Je gribouille : « Pour Alice, affectueusement… » et puis je bloque. Le stylo en arrêt.
C’est comment, mon autographe ?
La petite Alice attend la suite, déjà illuminée par le trait de notoriété qui s’imprime sur le papier. L’irréfutable preuve du coin de ciel bleu que, durant quelques secondes, nous partageons, elle et moi. Afin de ne pas gâcher ce moment de jonction fétichiste, je griffonne une illisible marque de fabrique et lui rends précipitamment le papier, maintenant pressée de prendre congé avant qu’elle ne s’aperçoive de l’imposture. Mais Alice semble ravie.
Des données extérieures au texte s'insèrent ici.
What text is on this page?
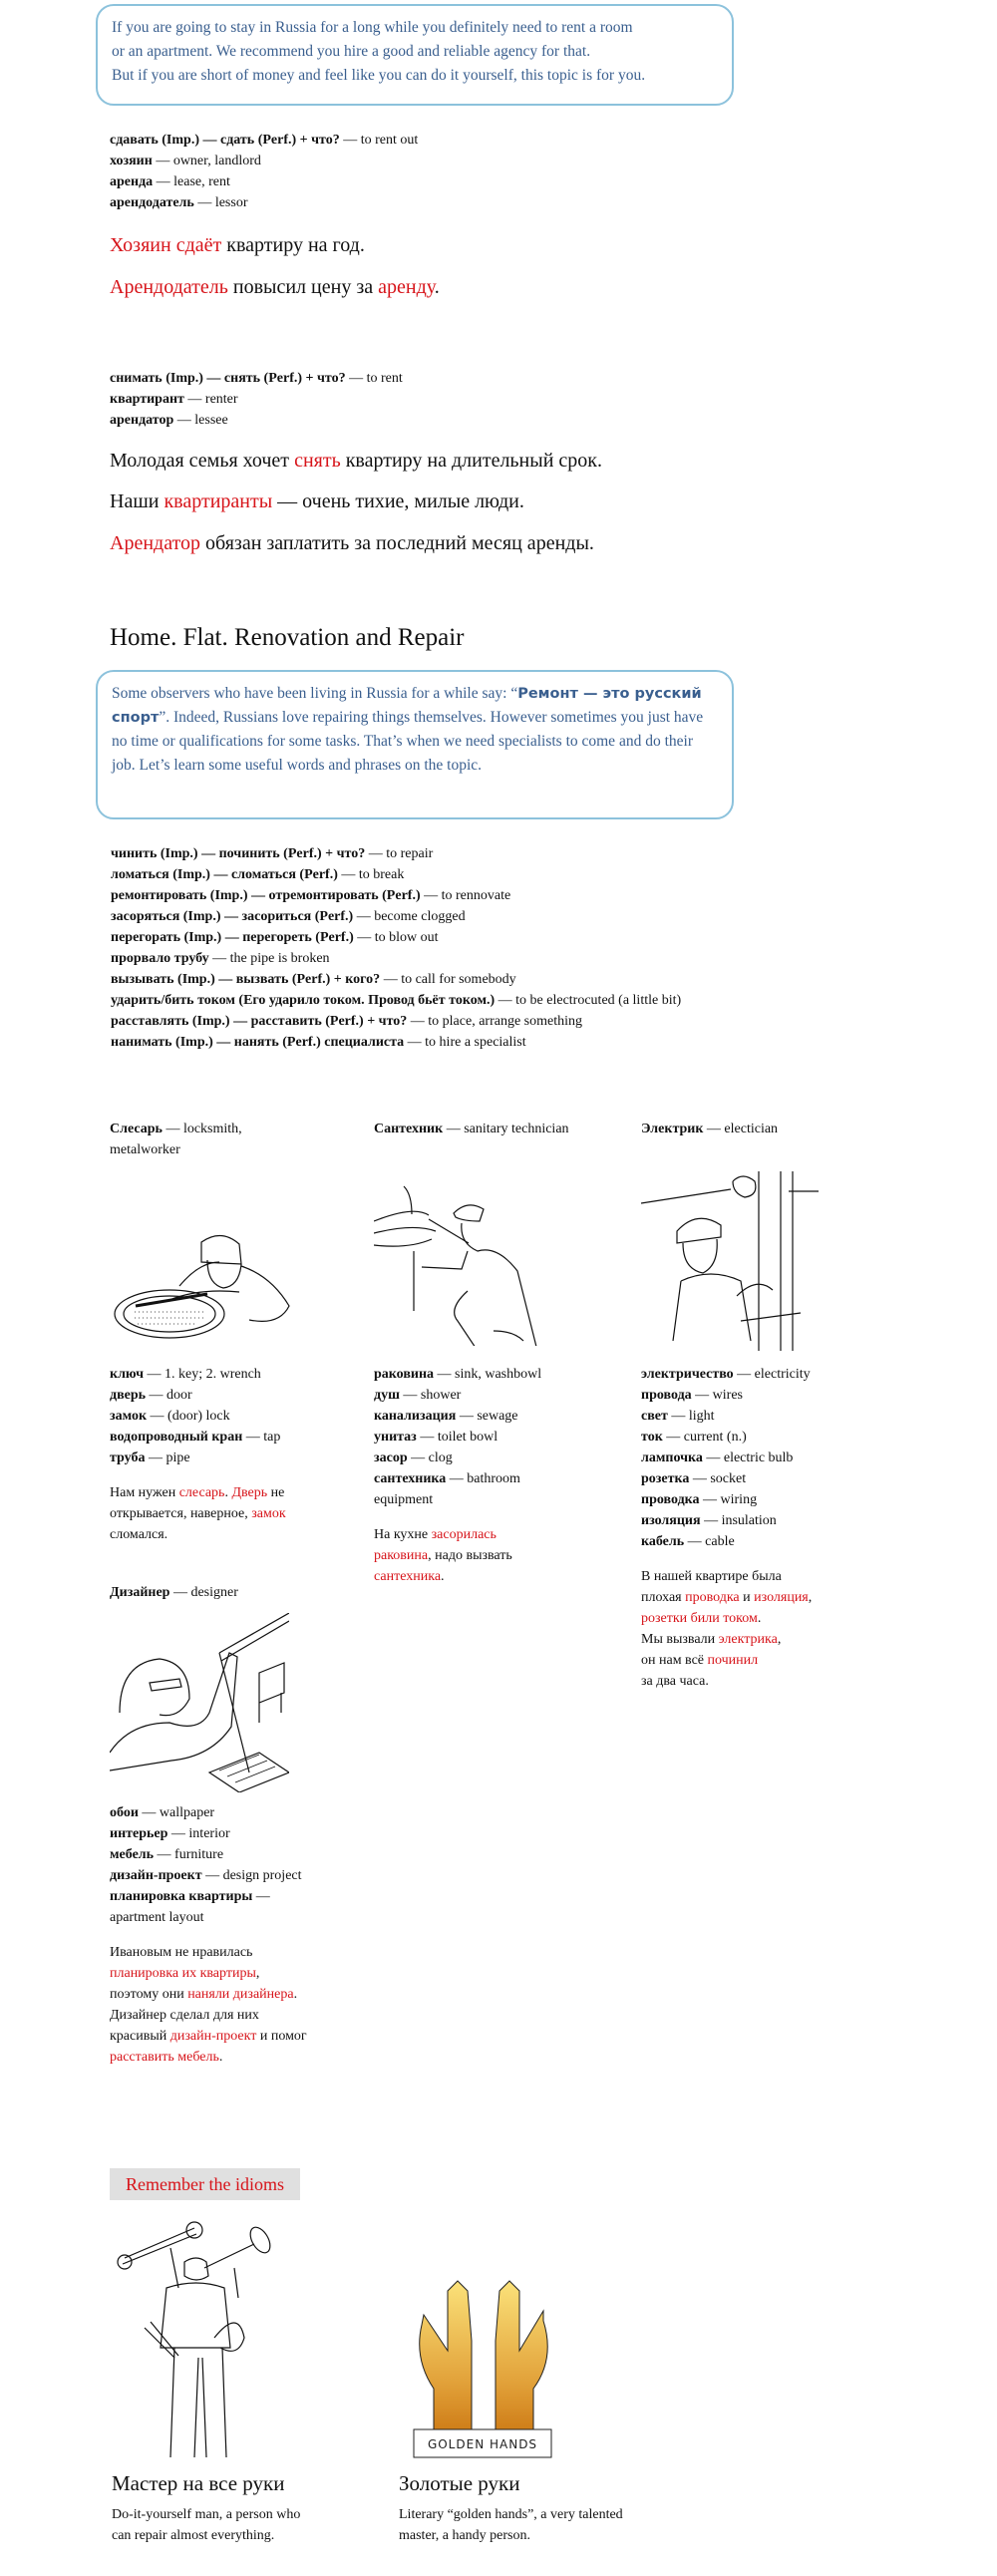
If you are going to stay in Russia for a long while you definitely need to rent a room
or an apartment. We recommend you hire a good and reliable agency for that.
But if you are short of money and feel like you can do it yourself, this topic is for you.
сдавать (Imp.) — сдать (Perf.) + что? — to rent out
хозяин — owner, landlord
аренда — lease, rent
арендодатель — lessor
Хозяин сдаёт квартиру на год.
Арендодатель повысил цену за аренду.
снимать (Imp.) — снять (Perf.) + что? — to rent
квартирант — renter
арендатор — lessee
Молодая семья хочет снять квартиру на длительный срок.
Наши квартиранты — очень тихие, милые люди.
Арендатор обязан заплатить за последний месяц аренды.
Home. Flat. Renovation and Repair
Some observers who have been living in Russia for a while say: “Ремонт — это русский спорт”. Indeed, Russians love repairing things themselves. However sometimes you just have no time or qualifications for some tasks. That’s when we need specialists to come and do their job. Let’s learn some useful words and phrases on the topic.
чинить (Imp.) — починить (Perf.) + что? — to repair
ломаться (Imp.) — сломаться (Perf.) — to break
ремонтировать (Imp.) — отремонтировать (Perf.) — to rennovate
засоряться (Imp.) — засориться (Perf.) — become clogged
перегорать (Imp.) — перегореть (Perf.) — to blow out
прорвало трубу — the pipe is broken
вызывать (Imp.) — вызвать (Perf.) + кого? — to call for somebody
ударить/бить током (Его ударило током. Провод бьёт током.) — to be electrocuted (a little bit)
расставлять (Imp.) — расставить (Perf.) + что? — to place, arrange something
нанимать (Imp.) — нанять (Perf.) специалиста — to hire a specialist
Слесарь — locksmith, metalworker
ключ — 1. key; 2. wrench
дверь — door
замок — (door) lock
водопроводный кран — tap
труба — pipe

Нам нужен слесарь. Дверь не открывается, наверное, замок сломался.

Сантехник — sanitary technician
раковина — sink, washbowl
душ — shower
канализация — sewage
унитаз — toilet bowl
засор — clog
сантехника — bathroom equipment

На кухне засорилась раковина, надо вызвать сантехника.

Электрик — electician
электричество — electricity
провода — wires
свет — light
ток — current (n.)
лампочка — electric bulb
розетка — socket
проводка — wiring
изоляция — insulation
кабель — cable

В нашей квартире была
плохая проводка и изоляция,
розетки били током.
Мы вызвали электрика,
он нам всё починил
за два часа.

Дизайнер — designer
обои — wallpaper
интерьер — interior
мебель — furniture
дизайн-проект — design project
планировка квартиры — apartment layout

Ивановым не нравилась планировка их квартиры, поэтому они наняли дизайнера. Дизайнер сделал для них красивый дизайн-проект и помог расставить мебель.

Remember the idioms
GOLDEN HANDS
Мастер на все руки
Do-it-yourself man, a person who can repair almost everything.
Золотые руки
Literary “golden hands”, a very talented master, a handy person.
— Vous allez bientôt sortir la suite ?
Je hoche plus ou moins la tête.
Alice se pâme.
— Ne me dites rien ! s’écrie-t-elle comme si elle venait d’avoir une révélation. Mélanie va enfin avouer sa liaison avec Martin à Samuel. Je me trompe ?
Je reste prudente.
— C’est une possibilité…
Alice semble accuser le coup.
— Le pauvre ! Comment l’a-t-il pris ?
— Qui donc ?
— Samuel ! Non, ne me dites rien ! Je parie que, pour se venger, il lui a révélé que Martin n’était pas vraiment son frère.
L’espace d’un instant, je considère Alice en silence. Celle-ci le prend comme un accord et manque de défaillir.
— Mon Dieu, le choc ! Mélanie ne s’en remettra jamais. Dire qu’elle a tout sacrifié pour lui ! Quel salaud !
Puis, navrée, elle ajoute en secouant lentement la tête.
— Ça, c’est un coup à lui faire perdre la tête !
Les conjectures d’Alice s’évanouissent dans les traces d’une idée qui commence à faire son chemin. Et si, au lieu de perdre la tête, cette sacrée Mélanie perdait la mémoire ?
Je crois que je vais lire mon bouquin.